Order of operations is the problem.
Column
is DT_WSTR of length 10
The first operation you are performing is a ROUND. As the fine error says
The function "ROUND" does not support the data type "DT_WSTR" for parameter number 1
Therefore, you need to convert to a numeric data type before you attempt to round
(DT_NUMERIC,7,2)Column
Assuming it converts gracefully, the current operand is a floating point value which is perfect for your ROUND call
ROUND((DT_NUMERIC,7,2)Column, 2)
To get that leading space in there, then you'll need to convert back to a string type. At this point, I need you to understand that the first number in the cast to numeric is the scale or "how many total digits" The choice of 7 with a precision of 2 means the total printed length is 8 characters. In your original formula, you mention (DT_WSTR,9)
which would be for languages with implicit decimal places but is more than you need based the preceding cast/round operations.
(DT_WSTR, 9)ROUND((DT_NUMERIC,7,2)Column, 2)
At this point, you want to left pad the value with spaces.
I am going to use the REPLICATE function instead of a bunch of spaces. It's the same net result but I find it's easier to twiddle with if needed.

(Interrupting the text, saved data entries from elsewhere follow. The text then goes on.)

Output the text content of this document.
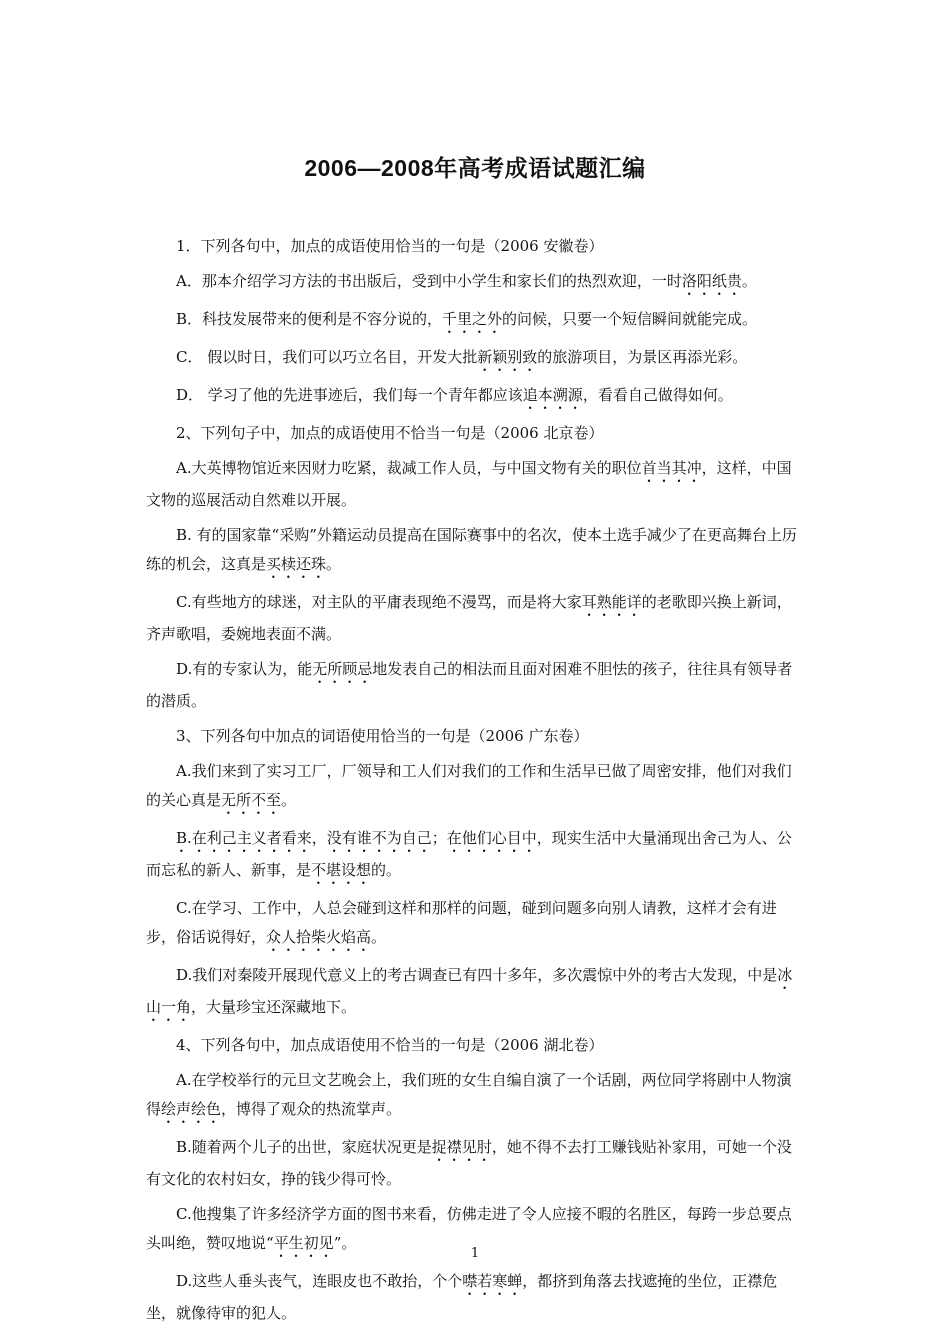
2006—2008年高考成语试题汇编

1．下列各句中，加点的成语使用恰当的一句是（2006 安徽卷）

A．那本介绍学习方法的书出版后，受到中小学生和家长们的热烈欢迎，一时洛阳纸贵。

B．科技发展带来的便利是不容分说的，千里之外的问候，只要一个短信瞬间就能完成。

C． 假以时日，我们可以巧立名目，开发大批新颖别致的旅游项目，为景区再添光彩。

D． 学习了他的先进事迹后，我们每一个青年都应该追本溯源，看看自己做得如何。

2、下列句子中，加点的成语使用不恰当一句是（2006 北京卷）

A.大英博物馆近来因财力吃紧，裁减工作人员，与中国文物有关的职位首当其冲，这样，中国文物的巡展活动自然难以开展。

B. 有的国家靠“采购”外籍运动员提高在国际赛事中的名次，使本土选手减少了在更高舞台上历练的机会，这真是买椟还珠。

C.有些地方的球迷，对主队的平庸表现绝不漫骂，而是将大家耳熟能详的老歌即兴换上新词，齐声歌唱，委婉地表面不满。

D.有的专家认为，能无所顾忌地发表自己的相法而且面对困难不胆怯的孩子，往往具有领导者的潜质。

3、下列各句中加点的词语使用恰当的一句是（2006 广东卷）

A.我们来到了实习工厂，厂领导和工人们对我们的工作和生活早已做了周密安排，他们对我们的关心真是无所不至。

B.在利己主义者看来，没有谁不为自己；在他们心目中，现实生活中大量涌现出舍己为人、公而忘私的新人、新事，是不堪设想的。

C.在学习、工作中，人总会碰到这样和那样的问题，碰到问题多向别人请教，这样才会有进步，俗话说得好，众人拾柴火焰高。

D.我们对秦陵开展现代意义上的考古调查已有四十多年，多次震惊中外的考古大发现，中是冰山一角，大量珍宝还深藏地下。

4、下列各句中，加点成语使用不恰当的一句是（2006 湖北卷）

A.在学校举行的元旦文艺晚会上，我们班的女生自编自演了一个话剧，两位同学将剧中人物演得绘声绘色，博得了观众的热流掌声。

B.随着两个儿子的出世，家庭状况更是捉襟见肘，她不得不去打工赚钱贴补家用，可她一个没有文化的农村妇女，挣的钱少得可怜。

C.他搜集了许多经济学方面的图书来看，仿佛走进了令人应接不暇的名胜区，每跨一步总要点头叫绝，赞叹地说“平生初见”。

D.这些人垂头丧气，连眼皮也不敢抬，个个噤若寒蝉，都挤到角落去找遮掩的坐位，正襟危坐，就像待审的犯人。

1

REPLICATE(" ", 10) + (DT_WSTR, 9)ROUND((DT_NUMERIC,7,2)Column, 2)
Finally, you correctly use the RIGHT operand to slice out the last 10 characters of the resulting value.
RIGHT(REPLICATE(" ", 10) + (DT_WSTR, 9)ROUND((DT_NUMERIC,7,2)Column, 2), 10)

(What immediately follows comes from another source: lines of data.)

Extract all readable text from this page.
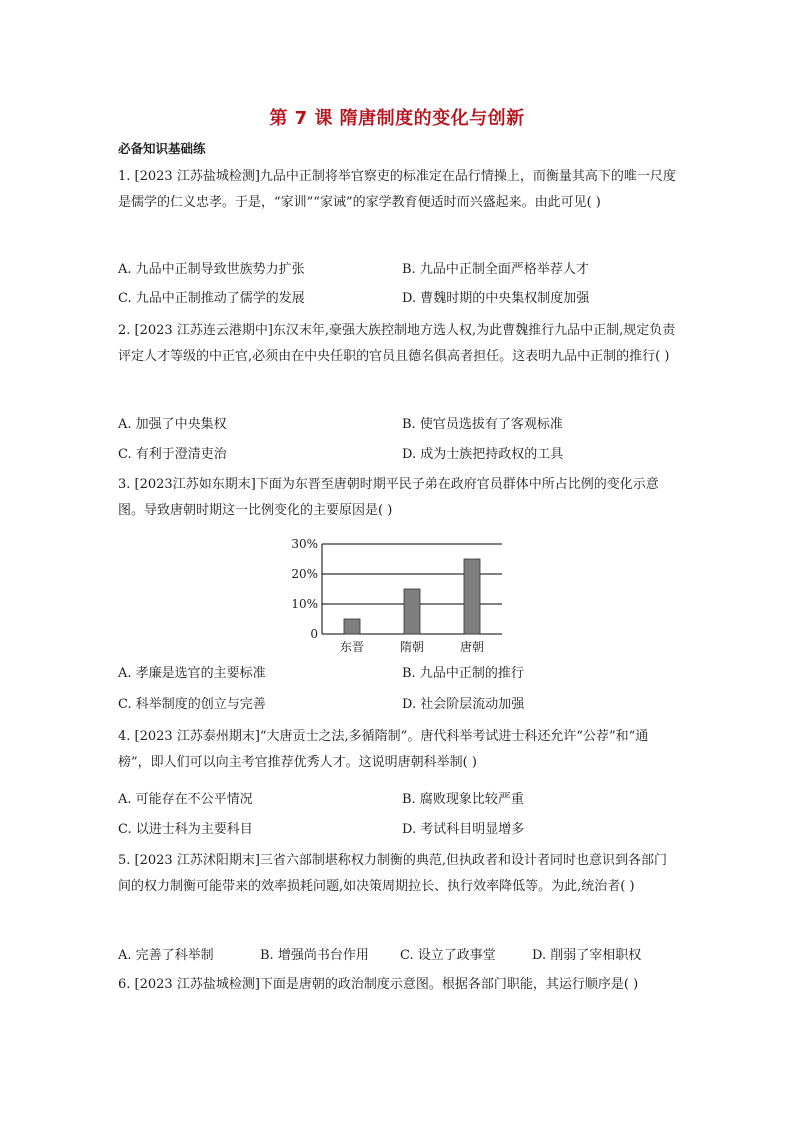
第 7 课 隋唐制度的变化与创新
必备知识基础练

1. [2023 江苏盐城检测]九品中正制将举官察吏的标准定在品行情操上，而衡量其高下的唯一尺度是儒学的仁义忠孝。于是，“家训”“家诫”的家学教育便适时而兴盛起来。由此可见( )

A. 九品中正制导致世族势力扩张	B. 九品中正制全面严格举荐人才
C. 九品中正制推动了儒学的发展	D. 曹魏时期的中央集权制度加强

2. [2023 江苏连云港期中]东汉末年,豪强大族控制地方选人权,为此曹魏推行九品中正制,规定负责评定人才等级的中正官,必须由在中央任职的官员且德名俱高者担任。这表明九品中正制的推行( )

A. 加强了中央集权	B. 使官员选拔有了客观标准
C. 有利于澄清吏治	D. 成为士族把持政权的工具

3. [2023江苏如东期末]下面为东晋至唐朝时期平民子弟在政府官员群体中所占比例的变化示意图。导致唐朝时期这一比例变化的主要原因是( )

0
10%
20%
30%
东晋	隋朝	唐朝
A. 孝廉是选官的主要标准	B. 九品中正制的推行
C. 科举制度的创立与完善	D. 社会阶层流动加强

4. [2023 江苏泰州期末]“大唐贡士之法,多循隋制”。唐代科举考试进士科还允许“公荐”和“通榜”，即人们可以向主考官推荐优秀人才。这说明唐朝科举制( )

A. 可能存在不公平情况	B. 腐败现象比较严重
C. 以进士科为主要科目	D. 考试科目明显增多

5. [2023 江苏沭阳期末]三省六部制堪称权力制衡的典范,但执政者和设计者同时也意识到各部门间的权力制衡可能带来的效率损耗问题,如决策周期拉长、执行效率降低等。为此,统治者( )

A. 完善了科举制	B. 增强尚书台作用 C. 设立了政事堂	D. 削弱了宰相职权

6. [2023 江苏盐城检测]下面是唐朝的政治制度示意图。根据各部门职能，其运行顺序是( )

If at any point along the way, the Expression language gets bothered by a data type conversion, I find more parenthesis help guide the order of operations but my mental parser says the above is what you want.
Final notes on doing all this --- that's a really long expression. If any piece of it fails, you can't diagnose what's wrong. I advocate using lots of Derived Column transformation in my data flows when I talk to people about good designs for SSIS. The cost of inflating the size of your data buffer is generally inconsequential to the pain of trying to debug what has happened. You don't have to land all the columns in your destination but when unexpected data happens, you can drop data viewers or data taps between the various Derived Columns and identify the culprit so much easier.